Sigmund bostezó, sin taparse la boca. Se le saltaron las lágrimas y rápidamente sacudió la cabeza.
– Me he pasado toda la noche despierto -les explicó.
– Comprendo -asintió el médico, sus ojos brillaron y a Yngvar le dio de pronto la desagradable sensación de que lo estaban evaluando.
– Mats Bohus -comenzó Yngvar-. ¿Qué le pasa?
– ¿En estos precisos momentos?
– Bueno…, me ha dado la impresión de que lleva tiempo entrando y saliendo de aquí. No soy muy ducho en los términos técnicos de la psiquiatría, así que no tengo muy claro si estas enfermedades…, esta… ¿Tiene un diagnóstico?

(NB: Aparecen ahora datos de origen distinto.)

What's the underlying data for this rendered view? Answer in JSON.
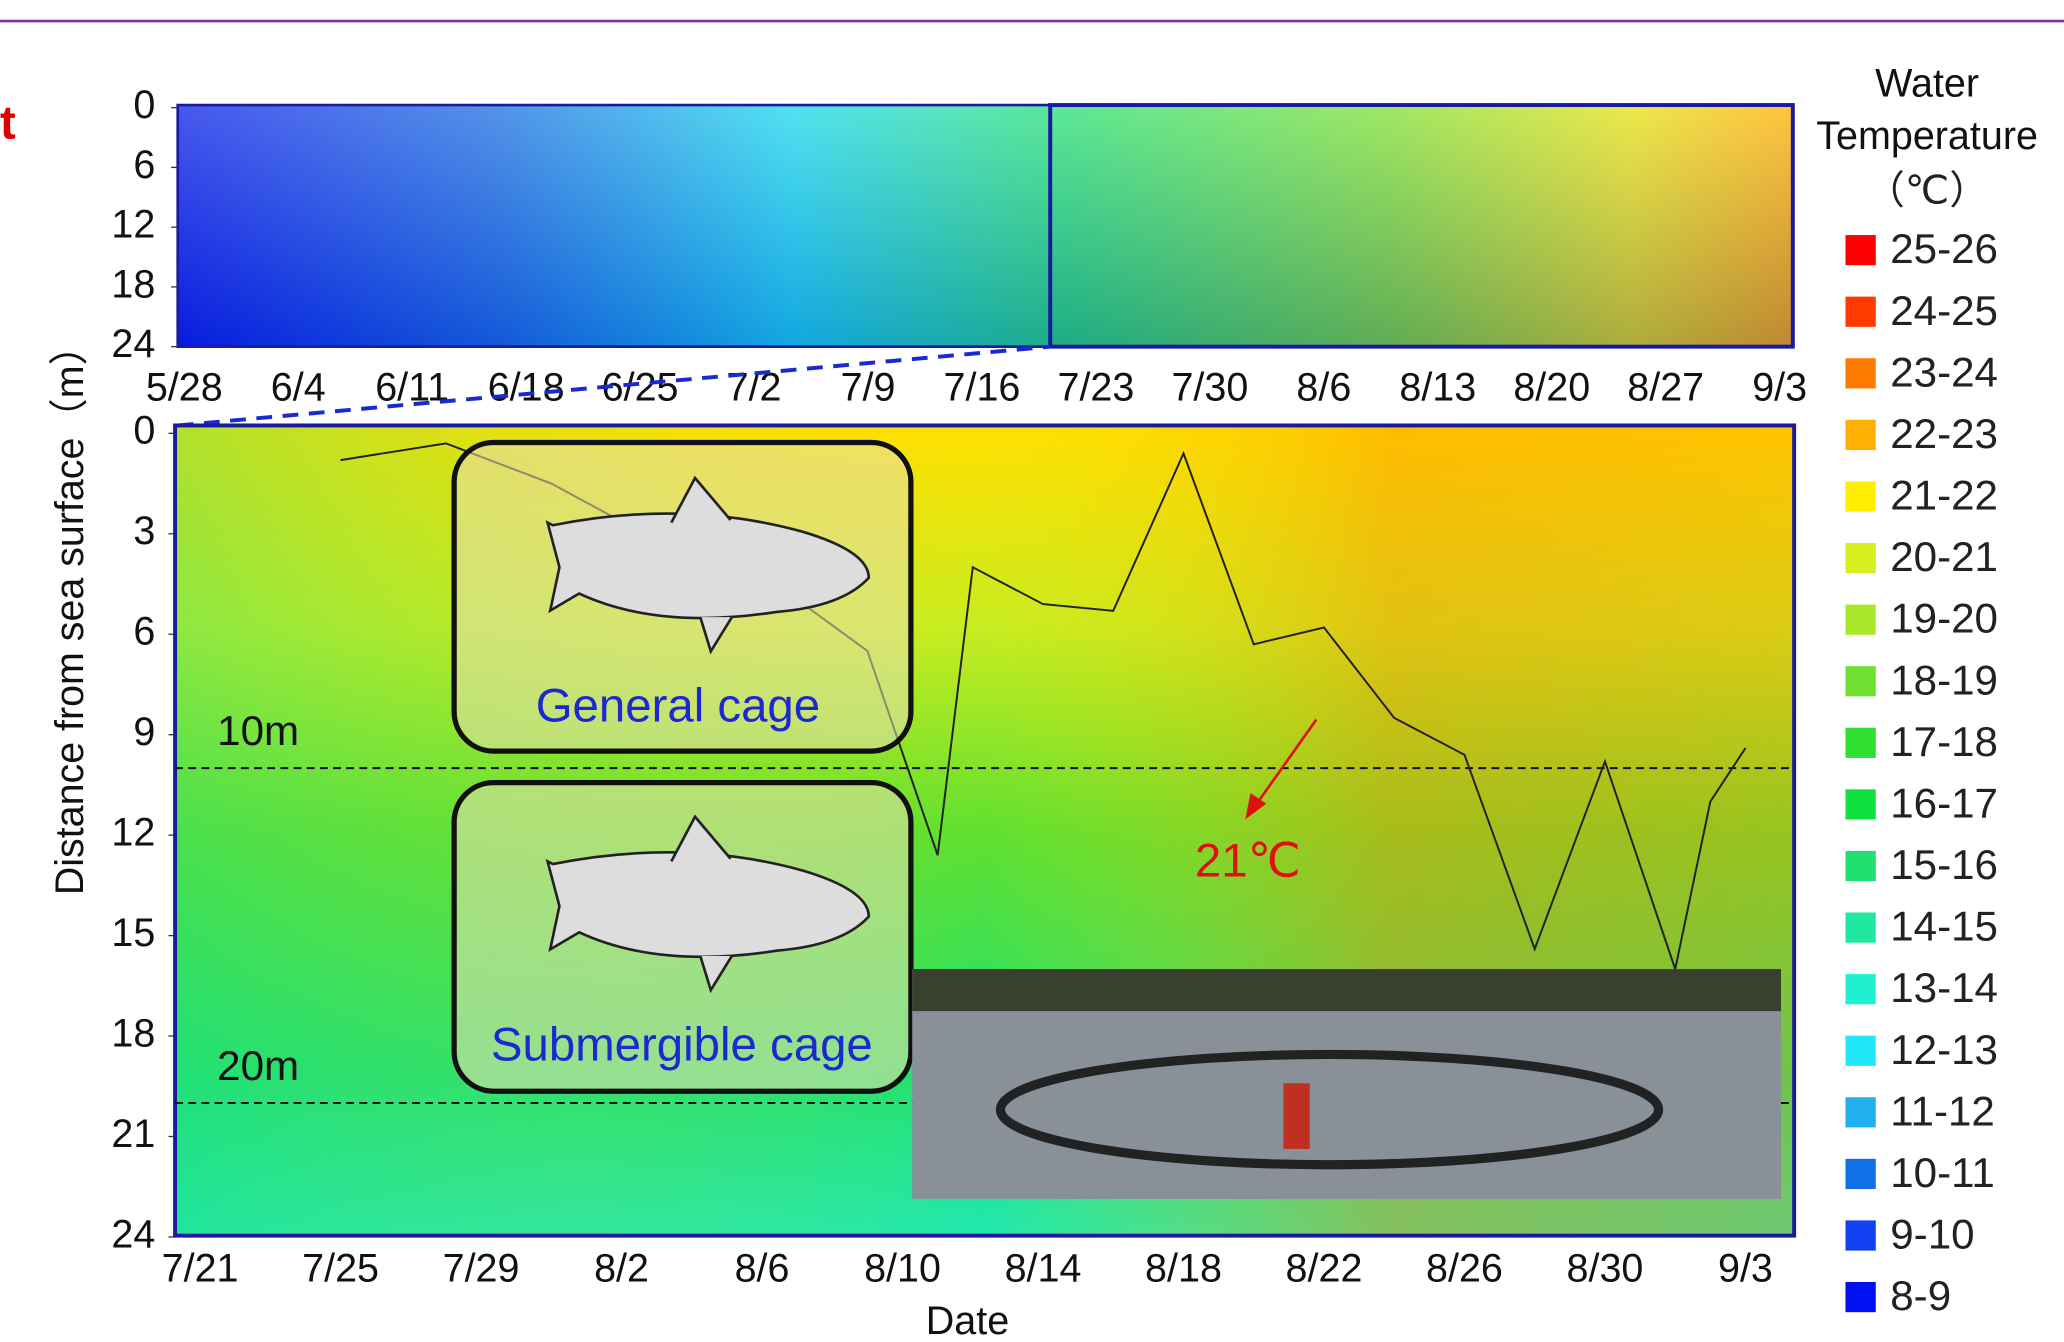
{
  "slide_fragment": "t",
  "chart_data": [
    {
      "type": "contour",
      "ylabel": "Distance from sea surface（m）",
      "xticks": [
        "5/28",
        "6/4",
        "6/11",
        "6/18",
        "6/25",
        "7/2",
        "7/9",
        "7/16",
        "7/23",
        "7/30",
        "8/6",
        "8/13",
        "8/20",
        "8/27",
        "9/3"
      ],
      "ylim": [
        0,
        24
      ],
      "yticks": [
        0,
        6,
        12,
        18,
        24
      ]
    },
    {
      "type": "contour",
      "xlabel": "Date",
      "xticks": [
        "7/21",
        "7/25",
        "7/29",
        "8/2",
        "8/6",
        "8/10",
        "8/14",
        "8/18",
        "8/22",
        "8/26",
        "8/30",
        "9/3"
      ],
      "ylim": [
        0,
        24
      ],
      "yticks": [
        0,
        3,
        6,
        9,
        12,
        15,
        18,
        21,
        24
      ],
      "hlines": [
        {
          "value": 10,
          "label": "10m"
        },
        {
          "value": 20,
          "label": "20m"
        }
      ],
      "series": [
        {
          "name": "21℃",
          "color": "#222222",
          "x": [
            "7/25",
            "7/28",
            "7/31",
            "8/3",
            "8/6",
            "8/9",
            "8/11",
            "8/12",
            "8/14",
            "8/16",
            "8/18",
            "8/20",
            "8/22",
            "8/24",
            "8/26",
            "8/28",
            "8/30",
            "9/1",
            "9/2",
            "9/3"
          ],
          "values": [
            0.8,
            0.3,
            1.5,
            3.2,
            4.2,
            6.5,
            12.6,
            4.0,
            5.1,
            5.3,
            0.6,
            6.3,
            5.8,
            8.5,
            9.6,
            15.4,
            9.8,
            16.0,
            11.0,
            9.4
          ]
        }
      ],
      "annotations": {
        "isotherm": "21℃",
        "cage_general": "General cage",
        "cage_submergible": "Submergible cage"
      }
    },
    {
      "type": "legend",
      "title": "Water Temperature",
      "unit": "（℃）",
      "bins": [
        {
          "name": "25-26",
          "color": "#ff0000"
        },
        {
          "name": "24-25",
          "color": "#ff3a00"
        },
        {
          "name": "23-24",
          "color": "#ff7a00"
        },
        {
          "name": "22-23",
          "color": "#ffb000"
        },
        {
          "name": "21-22",
          "color": "#ffee00"
        },
        {
          "name": "20-21",
          "color": "#d8f020"
        },
        {
          "name": "19-20",
          "color": "#a8e828"
        },
        {
          "name": "18-19",
          "color": "#70e030"
        },
        {
          "name": "17-18",
          "color": "#30e030"
        },
        {
          "name": "16-17",
          "color": "#10e040"
        },
        {
          "name": "15-16",
          "color": "#20e070"
        },
        {
          "name": "14-15",
          "color": "#20e8a0"
        },
        {
          "name": "13-14",
          "color": "#20f0d0"
        },
        {
          "name": "12-13",
          "color": "#20e8f8"
        },
        {
          "name": "11-12",
          "color": "#20b0f0"
        },
        {
          "name": "10-11",
          "color": "#1070e8"
        },
        {
          "name": "9-10",
          "color": "#1040f0"
        },
        {
          "name": "8-9",
          "color": "#0010f0"
        }
      ]
    }
  ]
}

– Sí. Trastorno bipolar. Es maniaco-depresivo. Y sí, se puede decir que ha estado entrando y saliendo de aquí. A Mats Bohus nunca le ha dado miedo pedir ayuda. En ese sentido es el paciente ideal. Lo malo es que normalmente viene un poco tarde.
– Nacido el 13 de octubre de 1978 -leyó Yngvar en su bloc y pasó la hoja-. ¿Es correcto?
– Sí. Aquí vino por primera vez cuando tenía alrededor de dieciocho. Remitido por un médico generalista que llevaba unos meses intentándolo con él. Desde entonces ha… estado bastante aquí.
– ¿Viene cuando está maniaco o cuando está depre? -preguntó Sigmund.
– Cuando está bajo de ánimos -sonrió el doctor Bonheur-. Es poco frecuente que se sienta necesidad de ayuda cuando se está maniaco. En esos momentos pueden comerse el mundo, por lo general. Así lo viven ellos, en realidad. Tenéis que saber que…
Yngvar volvió a sentir la mirada del médico sobre sí, escrutadora, como si lo estuviera pesando y midiendo.
– Mats es un chico extremadamente inteligente -dijo el doctor Bonheur-. No fue muy buen estudiante de pequeño. Pero sus padres tuvieron la visión suficiente como para cambiarlo a un colegio más pequeño. Un colegio privado. No es que yo me esté posicionando en esa problemática…
Elevó las palmas de las manos y sonrió. Yngvar se dio cuenta de que el dedo meñique de la mano derecha había desaparecido. Sólo quedaba un muñón rosa en contraste con el resto de la mano que era morena.
– Pero para Mats, desde luego, era preferible ir al colegio Steiner. Es un… -De nuevo aquella vacilación. Daba la impresión de sopesar cada palabra-. Es un joven completamente extraordinario. Muy cultivado. Juega al ajedrez como un maestro. Y también es hábil con los dedos.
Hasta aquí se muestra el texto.